Não bastasse a pressão social, que sempre enfrentamos “offline” para alcançar a inalcançável perfeição em tudo, sobrecarregadas por jornadas duplas ou triplas, agora temos modelos de perfeição ainda mais cruéis.
Quantas vezes você foi perfeita na vida? Não precisa passar adiante só porque sentiu um certo mal-estar com essa pergunta. Eu, por exemplo, estou no grupo das imperfeitas, ou me valendo da definição da música dos Raimundos que gosto mais, sou do grupo das mulheres de fases, complicadas e (im)perfeitinhas. Sabe o quê? Graças a Deus! Não é fácil fugir dessa armadilha de contemplação de vidas perfeitas. O perfeccionismo das redes não estabelece padrões altos, ele estabelece padrões irreais. Esse é o grande problema, e a gente que lute para não sucumbir ao desejo de ser perfeita também.

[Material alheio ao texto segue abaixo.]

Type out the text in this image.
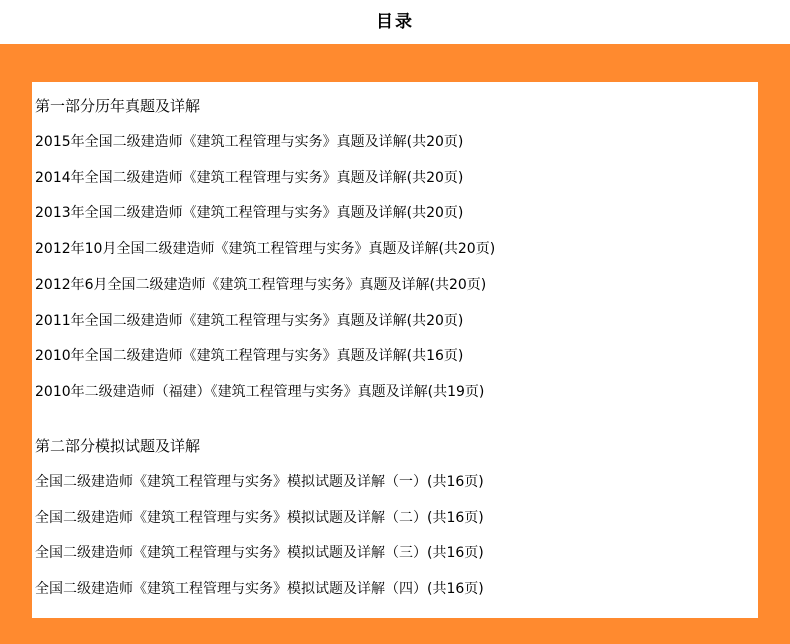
目录
第一部分历年真题及详解
2015年全国二级建造师《建筑工程管理与实务》真题及详解(共20页)
2014年全国二级建造师《建筑工程管理与实务》真题及详解(共20页)
2013年全国二级建造师《建筑工程管理与实务》真题及详解(共20页)
2012年10月全国二级建造师《建筑工程管理与实务》真题及详解(共20页)
2012年6月全国二级建造师《建筑工程管理与实务》真题及详解(共20页)
2011年全国二级建造师《建筑工程管理与实务》真题及详解(共20页)
2010年全国二级建造师《建筑工程管理与实务》真题及详解(共16页)
2010年二级建造师（福建）《建筑工程管理与实务》真题及详解(共19页)
第二部分模拟试题及详解
全国二级建造师《建筑工程管理与实务》模拟试题及详解（一）(共16页)
全国二级建造师《建筑工程管理与实务》模拟试题及详解（二）(共16页)
全国二级建造师《建筑工程管理与实务》模拟试题及详解（三）(共16页)
全国二级建造师《建筑工程管理与实务》模拟试题及详解（四）(共16页)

Enquanto os principais filósofos como Platão, Aristóteles e Kant têm perspectivas variadas sobre a perfeição, a filosofia dos filósofos das redes são baseadas no “eu quero, eu consigo”, “se eu consegui, você consegue também” e dá-lhe vender cursos e mentorias. Eles movimentam milhões.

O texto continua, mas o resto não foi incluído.